Encourage Frequent Video Chats with Friends During Social Distancing
This is where I’m willing to make adjustments for screen time. I don’t need to tell you why relationships are important, or how essential connection is for mental health, but I did have to remind my middle schooler MANY times to download a platform he could use to stay in touch with his friends. If your child did most of their socializing at the school and less-so on the phone, you might have to push it for a while to make it happen.
I don’t generally allow social media or games on the phone for my middle schooler, but there’s a video chat app called Houseparty that I approved for him to get yesterday. Not only does it do video chat in groups, there are also game prompts for them to play with their friends during the conversation.
Send the Kids Outside While you Can
We need as much sunshine as possible. It’s good for the brain! With my ankle sprained, I’ve been telling my son to get in the backyard. But for those of you without pain who don’t have a yard, go for a walk, bike ride, or look for another way to spend time outdoors.
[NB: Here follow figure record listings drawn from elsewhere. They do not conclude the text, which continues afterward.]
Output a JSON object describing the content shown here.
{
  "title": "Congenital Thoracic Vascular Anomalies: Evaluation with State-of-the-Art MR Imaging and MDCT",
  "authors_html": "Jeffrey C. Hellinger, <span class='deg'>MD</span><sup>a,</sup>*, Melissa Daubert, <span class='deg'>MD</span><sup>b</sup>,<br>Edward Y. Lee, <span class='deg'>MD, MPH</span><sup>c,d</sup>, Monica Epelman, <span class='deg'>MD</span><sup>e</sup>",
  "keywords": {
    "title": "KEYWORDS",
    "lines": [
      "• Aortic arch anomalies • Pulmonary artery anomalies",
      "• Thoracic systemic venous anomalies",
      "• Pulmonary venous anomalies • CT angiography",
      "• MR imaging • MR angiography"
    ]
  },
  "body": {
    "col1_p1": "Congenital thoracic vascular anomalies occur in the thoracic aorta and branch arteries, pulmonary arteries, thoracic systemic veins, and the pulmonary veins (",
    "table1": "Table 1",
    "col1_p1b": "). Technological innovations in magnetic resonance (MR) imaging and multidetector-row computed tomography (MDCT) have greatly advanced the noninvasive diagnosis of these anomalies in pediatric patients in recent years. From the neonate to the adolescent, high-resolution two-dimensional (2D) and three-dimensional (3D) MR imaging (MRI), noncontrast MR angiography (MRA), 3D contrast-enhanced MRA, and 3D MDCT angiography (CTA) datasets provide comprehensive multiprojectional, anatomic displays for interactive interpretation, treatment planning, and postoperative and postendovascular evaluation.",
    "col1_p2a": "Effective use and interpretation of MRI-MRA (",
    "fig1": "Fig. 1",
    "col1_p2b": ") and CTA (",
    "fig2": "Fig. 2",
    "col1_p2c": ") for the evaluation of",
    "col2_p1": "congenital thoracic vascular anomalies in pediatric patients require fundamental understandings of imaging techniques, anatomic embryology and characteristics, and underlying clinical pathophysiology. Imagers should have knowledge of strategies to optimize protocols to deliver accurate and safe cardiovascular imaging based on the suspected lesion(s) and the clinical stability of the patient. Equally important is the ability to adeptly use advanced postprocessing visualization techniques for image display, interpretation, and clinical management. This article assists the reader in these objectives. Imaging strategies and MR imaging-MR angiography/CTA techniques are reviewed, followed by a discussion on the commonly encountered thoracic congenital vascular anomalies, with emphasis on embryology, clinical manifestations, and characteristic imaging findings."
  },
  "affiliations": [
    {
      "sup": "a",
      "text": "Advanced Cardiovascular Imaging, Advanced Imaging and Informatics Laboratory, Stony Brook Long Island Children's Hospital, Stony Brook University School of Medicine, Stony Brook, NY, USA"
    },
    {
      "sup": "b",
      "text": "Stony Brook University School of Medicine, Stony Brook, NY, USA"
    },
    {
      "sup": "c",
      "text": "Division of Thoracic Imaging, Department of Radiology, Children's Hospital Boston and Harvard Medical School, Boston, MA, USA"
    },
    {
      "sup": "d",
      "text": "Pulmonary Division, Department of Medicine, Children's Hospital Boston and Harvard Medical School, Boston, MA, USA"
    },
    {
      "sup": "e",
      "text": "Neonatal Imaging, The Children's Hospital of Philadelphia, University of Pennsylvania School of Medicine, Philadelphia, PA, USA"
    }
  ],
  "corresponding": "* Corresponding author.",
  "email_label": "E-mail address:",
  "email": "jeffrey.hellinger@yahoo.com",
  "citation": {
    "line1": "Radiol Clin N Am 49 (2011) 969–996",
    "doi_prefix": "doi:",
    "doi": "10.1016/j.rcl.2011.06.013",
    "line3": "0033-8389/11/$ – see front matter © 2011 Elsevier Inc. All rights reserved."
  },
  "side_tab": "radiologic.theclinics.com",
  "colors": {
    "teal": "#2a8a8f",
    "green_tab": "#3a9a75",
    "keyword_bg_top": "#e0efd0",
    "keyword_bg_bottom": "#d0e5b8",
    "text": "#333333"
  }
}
Encourage your Teen to Make a Goal to Pursue During Social Distancing
This is (hopefully) a once-in-a-lifetime occurrence where you have no pressure whatsoever the leave the house. No pressure to achieve anything grand or push productivity. I’ve seen a lot of suggestions from people to spend this time slowing down, meditating, and relishing being out of the rat race. I’ve also seen people who want to reorganize it all, do a bunch of projects they’ve been meaning to do, and set their sites on goals they’ve been wanting to achieve.
Setting a goal during the pandemic isn’t about achievement as much as it is about intention. Encourage your child to consider what their intention will be during this unique time. Even if it’s rest, what does rest look like? Is it tuning things out? Is it more sleep, earlier times in bed?
If they do want to achieve something bigger, like pursuing an interest, what are resources you can use to facilitate that? YouTube has tutorials on just about anything, but there are more specialized websites that may be of more value.
Getting intentional about this time provides another opportunity for achievement in a time which that is limited.
Be Cautious of What Can be Overheard
I was on a video call this morning with a friend talking about the virus, fuming about our country’s leadership and sharing concern for what the future looks like, knowing the financial repercussions for this on such a massive scale without the right policies to protect the people. In the midst of this doomsday discussion, my middle schooler walked in the room, though his office space is on the other side of our house.
He surely heard the murmur of me talking to someone other than a baby, so curiosity caused him to head my way. He said he was “stretching.” Mhmm.
But in that moment I was really aware of how sheltered I can let him be when we’re in the midst of this. How much information is just enough? How can I straddle informing him and not scaring him?
Take it Easy
Sure, I seemingly just gave you a list of guidelines to follow to protect your child’s mental health during our current global health crisis. But really, this list was also a reminder for me. These are stressful times for everyone (though I acknowledge that they are far more stressful for those who get sick, their families, the medical professionals and grocers on the front line and those that are un- or underemployed) and we’re all just trying to keep the peace in our homes.
Raising a teen or tween is hard. Their prefrontal cortex isn’t fully formed, they’re hormonal, impulsive, and still very unaware of how the world works. It’s much harder in times when you’re figuring out how the world will work after a catastrophe. There’s only so much we have control over in times like these. You won’t always be able to keep your patience with them, but you can make attempts to connect with them, encourage them to connect with others, keep them active, in the sunshine, and as safe as possible.